In AI capital expenditure, since Cook will still lead the WWDC on June 8, Apple’s current AI strategy framework won’t be changing in the short term.

Morgan Stanley forecasts Apple’s capital expenditure will reach $20 billion in FY28, mainly driven by the deployment of in-house chips in Apple’s private cloud computing. No major surge in capital spending is expected after Ternus takes office.

Execution is the Biggest Unknown

Morgan Stanley admits the primary risk lies in execution. Ternus has never served as CEO of a listed company, let alone one of the world’s top three tech giants by market value. His communication style in the public market, risk tolerance, and decision-making logic in the face of macro volatility all remain a “black box” for the market.

"Are you more like Jobs, or more like Cook? How much risk are you willing to take?" These will be the core questions analysts and investors repeatedly ask over the coming quarters.

Additionally, over the past 18 months, Apple has undergone a deep round of management shakeups—long-term CEO, CFO, COO, AI leader, and general counsel have all departed or are about to leave. Although successors are drawn from Apple’s deep internal talent pool, the period for the new team to coordinate and adapt is itself an unavoidable transitional friction cost.

Apple’s Stock Outperformed the Market by 57% in 12 Months After Jobs Handed Off to Cook

Morgan Stanley cites historical data: on the day Jobs announced his resignation in 2011, Apple’s share price relative to the S&P 500 had an excess return of just -0.6%. Over the following 1, 3, and 6 months, excess returns were 11.0%, -0.8%, and 17.9%, respectively. After 12 months, excess return reached 57.1%—the sustained strength of fundamentals was the real driver behind the share price rally.

Currently, Apple’s fundamentals remain equally solid.

Morgan Stanley provides three scenario-based valuation targets: bull-case target price of $414 (corresponding to FY27 bull-case EPS of $10.60 and a P/E of 39.1, with $22 per share potential upside from robotics business), base-case target price of $315 (corresponding to FY27 EPS of $9.76 and P/E of about 32), and bear-case target price of $194 (corresponding to FY27 bear-case EPS of $7.89 and a P/E of 24.6).

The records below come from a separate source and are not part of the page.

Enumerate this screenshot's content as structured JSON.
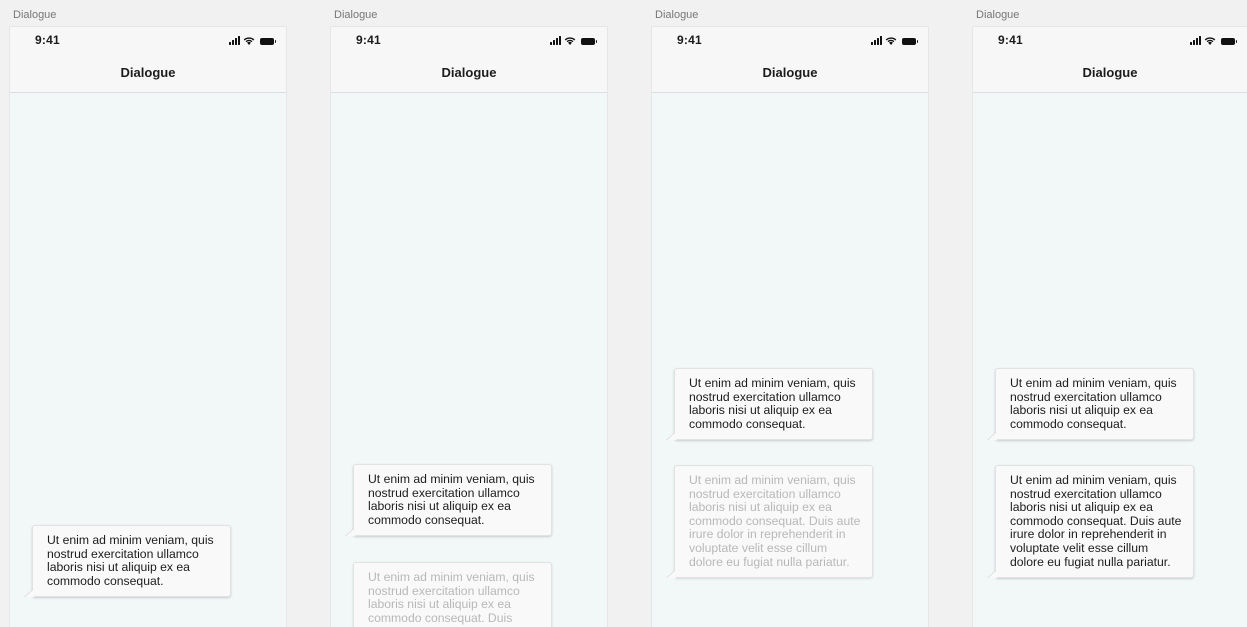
{
  "frames": [
    {
      "label": "Dialogue",
      "status": {
        "time": "9:41"
      },
      "title": "Dialogue",
      "messages": [
        "Ut enim ad minim veniam, quis nostrud exercitation ullamco laboris nisi ut aliquip ex ea commodo consequat."
      ]
    },
    {
      "label": "Dialogue",
      "status": {
        "time": "9:41"
      },
      "title": "Dialogue",
      "messages": [
        "Ut enim ad minim veniam, quis nostrud exercitation ullamco laboris nisi ut aliquip ex ea commodo consequat.",
        "Ut enim ad minim veniam, quis nostrud exercitation ullamco laboris nisi ut aliquip ex ea commodo consequat. Duis"
      ]
    },
    {
      "label": "Dialogue",
      "status": {
        "time": "9:41"
      },
      "title": "Dialogue",
      "messages": [
        "Ut enim ad minim veniam, quis nostrud exercitation ullamco laboris nisi ut aliquip ex ea commodo consequat.",
        "Ut enim ad minim veniam, quis nostrud exercitation ullamco laboris nisi ut aliquip ex ea commodo consequat. Duis aute irure dolor in reprehenderit in voluptate velit esse cillum dolore eu fugiat nulla pariatur."
      ]
    },
    {
      "label": "Dialogue",
      "status": {
        "time": "9:41"
      },
      "title": "Dialogue",
      "messages": [
        "Ut enim ad minim veniam, quis nostrud exercitation ullamco laboris nisi ut aliquip ex ea commodo consequat.",
        "Ut enim ad minim veniam, quis nostrud exercitation ullamco laboris nisi ut aliquip ex ea commodo consequat. Duis aute irure dolor in reprehenderit in voluptate velit esse cillum dolore eu fugiat nulla pariatur."
      ]
    }
  ]
}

Uncertainty Breeds New Narratives, Fundamentals Provide a Cushion

In summary, Apple under Cook was a company driven by supply chain management, scale operations, and ecosystem monetization as its core flywheel. Under Ternus, Apple will build on this foundation with stronger product and hardware DNA, and strategic vision for a new round of technological integration in the AI era.

For investors, a CEO transition is not a risk itself, but a window to reassess Apple’s long-term pricing. Morgan Stanley’s logic is clear: fundamentals will not suddenly deteriorate, but the narrative variables introduced by the new CEO may serve as catalysts for a revaluation. Historically, excess returns for Apple stock quietly accumulated during periods of transitional uncertainty.